Пять месяцев шли они рядом друг с другом. Пять месяцев под властью немцев, где каждый день по тяжести физических и нравственных мучений и вложенных усилий был больше, чем просто день в неделе… Пять месяцев, — как пронеслись они! И как же все изменилось за это время!.. Сколько познали высокого и ужасного, доброго и черного, сколько вложили светлых, прекрасных сил своей души в общее дело и друг в друга!..

Только теперь им стало видно, что это была за организация «Молодая гвардия», скольким обязаны они ей. И вот они должны были сами своими руками распустить ее.

Девушки — Валя, Нина, Оля — тихо плакали… Уля сидела внешне спокойная, и страшный, сильный свет бил из ее глаз. Сережка, склонив лицо к столу, выпятив свои подпухшие губы, выводил ногтем узоры по скатерти. Туркенич молчал, глядя перед собой светлыми глазами; в тонком рисунке его губ явственней обозначалась суровая волевая складка.

— Есть д-другие мнения? — спросил Олег. Других мнений не было. Но Уля сказала:

— Я не вижу необходимости уходить мне сейчас. Мы, первомайцы, мало были связаны с клубом. Я подожду, может быть, я могу работать дальше. Я буду осторожна…

— Тебе надо уйти, — сказал Олег и снова очень серьезно посмотрел на нее.

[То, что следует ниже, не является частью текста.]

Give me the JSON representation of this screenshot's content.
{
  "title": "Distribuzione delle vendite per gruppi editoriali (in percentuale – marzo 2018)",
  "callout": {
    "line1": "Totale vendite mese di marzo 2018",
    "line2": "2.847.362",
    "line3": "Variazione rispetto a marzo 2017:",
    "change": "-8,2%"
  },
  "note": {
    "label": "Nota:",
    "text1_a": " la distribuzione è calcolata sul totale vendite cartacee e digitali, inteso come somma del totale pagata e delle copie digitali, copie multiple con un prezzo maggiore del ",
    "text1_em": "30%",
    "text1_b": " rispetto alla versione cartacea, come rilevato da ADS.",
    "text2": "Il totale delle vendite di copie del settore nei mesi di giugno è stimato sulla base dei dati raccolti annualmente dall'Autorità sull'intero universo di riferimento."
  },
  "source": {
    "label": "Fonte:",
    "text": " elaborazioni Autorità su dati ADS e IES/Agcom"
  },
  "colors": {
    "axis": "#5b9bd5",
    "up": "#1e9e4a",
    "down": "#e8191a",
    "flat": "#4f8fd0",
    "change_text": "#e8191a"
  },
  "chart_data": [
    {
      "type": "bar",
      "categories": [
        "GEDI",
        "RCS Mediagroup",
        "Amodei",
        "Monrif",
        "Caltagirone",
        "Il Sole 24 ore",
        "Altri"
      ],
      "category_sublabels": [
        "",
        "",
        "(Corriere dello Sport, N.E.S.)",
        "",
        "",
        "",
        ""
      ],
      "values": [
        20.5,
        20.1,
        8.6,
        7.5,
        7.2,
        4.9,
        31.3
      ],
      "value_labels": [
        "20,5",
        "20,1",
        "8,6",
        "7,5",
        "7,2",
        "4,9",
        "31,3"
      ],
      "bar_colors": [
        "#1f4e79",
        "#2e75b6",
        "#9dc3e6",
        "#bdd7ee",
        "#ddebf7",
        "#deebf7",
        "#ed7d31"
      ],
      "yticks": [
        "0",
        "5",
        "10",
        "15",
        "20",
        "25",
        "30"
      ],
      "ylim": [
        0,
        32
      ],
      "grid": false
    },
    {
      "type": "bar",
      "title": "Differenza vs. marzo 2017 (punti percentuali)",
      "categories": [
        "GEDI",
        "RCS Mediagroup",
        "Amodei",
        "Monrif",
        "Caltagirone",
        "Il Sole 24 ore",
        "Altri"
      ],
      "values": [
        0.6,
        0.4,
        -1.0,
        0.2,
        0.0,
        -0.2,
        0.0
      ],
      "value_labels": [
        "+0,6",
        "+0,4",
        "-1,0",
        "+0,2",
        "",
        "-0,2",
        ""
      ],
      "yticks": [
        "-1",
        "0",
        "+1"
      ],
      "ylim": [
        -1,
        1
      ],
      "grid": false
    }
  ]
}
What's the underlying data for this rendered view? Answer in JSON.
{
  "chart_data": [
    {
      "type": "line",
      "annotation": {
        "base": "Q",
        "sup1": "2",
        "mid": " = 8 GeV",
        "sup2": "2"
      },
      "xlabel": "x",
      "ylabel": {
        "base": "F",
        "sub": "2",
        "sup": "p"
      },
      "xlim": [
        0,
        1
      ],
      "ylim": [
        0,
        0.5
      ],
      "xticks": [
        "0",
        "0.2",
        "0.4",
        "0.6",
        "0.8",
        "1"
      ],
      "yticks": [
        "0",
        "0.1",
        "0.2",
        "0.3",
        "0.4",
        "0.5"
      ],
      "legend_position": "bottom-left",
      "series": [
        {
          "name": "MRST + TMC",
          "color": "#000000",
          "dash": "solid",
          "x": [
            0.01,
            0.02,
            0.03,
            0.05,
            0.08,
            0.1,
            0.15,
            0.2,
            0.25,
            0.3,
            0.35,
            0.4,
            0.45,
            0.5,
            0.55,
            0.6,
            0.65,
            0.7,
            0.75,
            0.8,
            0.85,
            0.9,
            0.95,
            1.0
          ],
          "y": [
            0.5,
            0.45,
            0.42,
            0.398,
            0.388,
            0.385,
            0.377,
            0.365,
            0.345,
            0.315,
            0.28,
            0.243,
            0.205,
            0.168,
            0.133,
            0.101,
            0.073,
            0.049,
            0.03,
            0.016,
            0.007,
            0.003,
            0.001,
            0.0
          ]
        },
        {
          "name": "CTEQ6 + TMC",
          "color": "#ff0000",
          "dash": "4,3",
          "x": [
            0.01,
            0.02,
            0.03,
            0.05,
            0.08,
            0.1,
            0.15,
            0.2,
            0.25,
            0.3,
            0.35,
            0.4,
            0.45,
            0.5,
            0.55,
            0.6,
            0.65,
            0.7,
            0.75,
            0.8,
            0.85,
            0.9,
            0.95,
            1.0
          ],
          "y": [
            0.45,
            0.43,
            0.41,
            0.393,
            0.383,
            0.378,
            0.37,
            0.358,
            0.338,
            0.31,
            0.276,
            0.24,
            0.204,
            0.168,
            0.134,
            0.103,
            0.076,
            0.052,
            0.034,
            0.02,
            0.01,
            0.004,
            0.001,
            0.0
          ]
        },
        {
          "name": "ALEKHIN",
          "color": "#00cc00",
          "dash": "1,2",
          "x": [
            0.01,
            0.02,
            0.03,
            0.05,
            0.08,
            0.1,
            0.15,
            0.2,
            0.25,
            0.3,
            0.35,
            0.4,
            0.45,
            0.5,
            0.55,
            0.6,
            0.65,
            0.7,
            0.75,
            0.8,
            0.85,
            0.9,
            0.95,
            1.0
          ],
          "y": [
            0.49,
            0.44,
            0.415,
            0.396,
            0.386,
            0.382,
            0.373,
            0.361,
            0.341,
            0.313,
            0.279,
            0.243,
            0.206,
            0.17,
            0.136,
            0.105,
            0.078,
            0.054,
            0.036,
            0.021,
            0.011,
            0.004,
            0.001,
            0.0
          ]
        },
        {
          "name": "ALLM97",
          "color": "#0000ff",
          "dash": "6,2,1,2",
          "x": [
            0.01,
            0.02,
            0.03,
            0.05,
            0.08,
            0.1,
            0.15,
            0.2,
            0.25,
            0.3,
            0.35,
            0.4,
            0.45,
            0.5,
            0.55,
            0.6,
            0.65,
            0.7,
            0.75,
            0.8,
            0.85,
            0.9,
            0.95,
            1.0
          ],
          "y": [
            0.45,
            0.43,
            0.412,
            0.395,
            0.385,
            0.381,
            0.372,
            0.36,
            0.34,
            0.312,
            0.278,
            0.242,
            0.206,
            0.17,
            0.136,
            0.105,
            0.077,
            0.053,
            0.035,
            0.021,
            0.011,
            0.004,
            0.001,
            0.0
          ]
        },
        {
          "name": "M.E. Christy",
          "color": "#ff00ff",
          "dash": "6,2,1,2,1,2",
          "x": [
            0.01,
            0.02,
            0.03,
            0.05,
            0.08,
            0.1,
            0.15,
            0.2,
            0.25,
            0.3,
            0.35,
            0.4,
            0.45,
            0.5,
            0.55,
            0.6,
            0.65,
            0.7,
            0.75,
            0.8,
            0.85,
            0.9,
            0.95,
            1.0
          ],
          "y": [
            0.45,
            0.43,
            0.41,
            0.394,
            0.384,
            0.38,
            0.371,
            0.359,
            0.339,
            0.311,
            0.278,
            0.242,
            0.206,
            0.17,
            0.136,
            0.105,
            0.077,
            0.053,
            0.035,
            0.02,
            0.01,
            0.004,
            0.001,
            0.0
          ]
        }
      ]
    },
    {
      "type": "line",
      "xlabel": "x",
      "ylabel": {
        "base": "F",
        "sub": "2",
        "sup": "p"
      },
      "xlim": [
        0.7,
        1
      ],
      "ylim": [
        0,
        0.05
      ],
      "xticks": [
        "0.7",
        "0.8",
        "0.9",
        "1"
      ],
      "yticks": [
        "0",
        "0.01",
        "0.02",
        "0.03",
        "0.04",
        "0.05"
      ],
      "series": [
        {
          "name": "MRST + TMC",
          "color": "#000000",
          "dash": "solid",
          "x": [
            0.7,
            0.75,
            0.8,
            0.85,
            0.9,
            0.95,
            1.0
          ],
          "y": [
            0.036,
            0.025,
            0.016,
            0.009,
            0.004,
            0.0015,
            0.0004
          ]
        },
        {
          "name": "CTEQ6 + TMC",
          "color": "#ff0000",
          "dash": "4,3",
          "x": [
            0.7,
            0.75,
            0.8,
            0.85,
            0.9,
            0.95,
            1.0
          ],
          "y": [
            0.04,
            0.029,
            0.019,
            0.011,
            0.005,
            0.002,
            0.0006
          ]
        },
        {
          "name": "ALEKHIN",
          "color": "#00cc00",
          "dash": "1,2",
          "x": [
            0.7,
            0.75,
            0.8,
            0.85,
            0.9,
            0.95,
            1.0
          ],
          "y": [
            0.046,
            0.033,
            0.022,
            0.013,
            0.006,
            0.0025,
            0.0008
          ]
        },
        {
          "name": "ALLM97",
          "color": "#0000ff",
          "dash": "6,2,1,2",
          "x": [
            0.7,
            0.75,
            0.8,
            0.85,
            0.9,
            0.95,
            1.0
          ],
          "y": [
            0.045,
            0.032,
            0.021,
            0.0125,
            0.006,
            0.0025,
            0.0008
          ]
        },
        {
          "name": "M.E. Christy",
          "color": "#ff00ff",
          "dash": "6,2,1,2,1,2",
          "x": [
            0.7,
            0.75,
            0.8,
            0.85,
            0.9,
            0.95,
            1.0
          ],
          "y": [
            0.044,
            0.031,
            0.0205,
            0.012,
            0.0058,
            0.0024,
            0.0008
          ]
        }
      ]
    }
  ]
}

Сережка, все время молчавший, вдруг сказал:

— Ей обязательно надо уходить!

— Я буду осторожна, — снова сказала Уля.

С тяжелым чувством, не глядя друг на друга, они приняли решение оставить тройку из штаба в составе Анатолия Попова, Сумского и Ули, если она не уйдет. Если вернется Люба и выяснится, что она может остаться, она будет четвертой. Наметили возможные места явок: у Натальи Алексеевны, у Кондратовича, у коммунистки с почты. Вынесли решение: уходить всем так скоро, как только будет возможно. Олег сказал, что он и девушки связные не уйдут до тех пор, пока всех не предупредят. Но никто из членов штаба и близких к штабу сегодня уже не должен был ночевать дома.

Они вызвали Жору, Сергея Левашова и Степу Сафонова и сообщили им решение штаба.

Потом они стали прощаться, Уля подошла к Олегу. Они обнялись.

— Сп-пасибо, — сказал Олег. — Спасибо, что ты была и есть.

Она нежно провела рукой по его волосам. Но когда девушки стали прощаться с Улей, Олег не выдержал и вышел во двор. Сережка вышел за ним.

Они стояли не одетые, на морозе, под слепящим солнцем 1943 года.

— Ты все понял? — глухо спросил Олег. Сережка кивнул головой:

— Все… Стахович может не выдержать… Так?

— Да… И нехорошо было бы сказать об этом: нехорошо не доверять, когда не знаешь. Его уже, наверно, мучают, а мы на свободе.

Они помолчали.

— Куда думаешь итти? — спросил Сережка.

— Попробую перейти фронт.

— И я… Пойдем вместе?

— Конечно. Только со мной Нина и Оля.

— Я думаю, Валя тоже пойдет с нами, — сказал Сережка.

Сергей Левашов с угрюмым и неловким выражением пошел прощаться к Туркеничу.

— Обожди, ты что? — сказал Туркенич, внимательно глядя на него.

— Я останусь пока, — угрюмо сказал Левашов.

— Неразумно, — тихо сказал Туркенич. — Ты ей не помощь и не защита. Ты еще не дождешься ее, как тебя возьмут. А она — девушка ловкая: или убежит, или обманет…

— Не пойду, — сказал Левашов.

— Пойдешь со мной через фронт! — резко сказал Туркенич. — Я еще пока не сменен…

Левашов смолчал.

— Ну, товарищ комиссар, вместе через фронт? — сказал Туркенич, увидев вошедшего Олега. Но узнав, что образовалась уже группа в пять человек, покрутил головой: — Всемером многовато… Значит, до встречи здесь же, в рядах Красной Армии.

Они взялись за руки, потянулись поцеловаться. Туркенич вдруг вырвался, махнул обеими руками и выбежал. Сергей Левашов поцеловал Олега и вышел за Туркеничем.

У Степы Сафонова была родня в Каменске: он решил ждать там прихода Красной Армии. А у Жоры в душе шла борьба, о какой он никому не мог сказать. Но он понимал, что ему нельзя оставаться. Должно быть, ему придется все-таки пойти в Новочеркасск к дяде, до которого они не дошли тогда с Ваней Земнуховым… Жора вспомнил вдруг весь их поход, слезы брызнули у него из глаз, и он вышел на улицу.

Несколько минут они пробыли впятером: Олег, Сережка и девушки-связные. Было решено, что Сережке уже не стоит возвращаться домой, а Оля предупредит его родных через Витю Лукьянченко

Потом Валя, Нина и Оля ушли оповестить членов организации о принятом решении, а Сережка оделся и пошел караулить: он понимал, что Олегу надо побыть одному с семьей.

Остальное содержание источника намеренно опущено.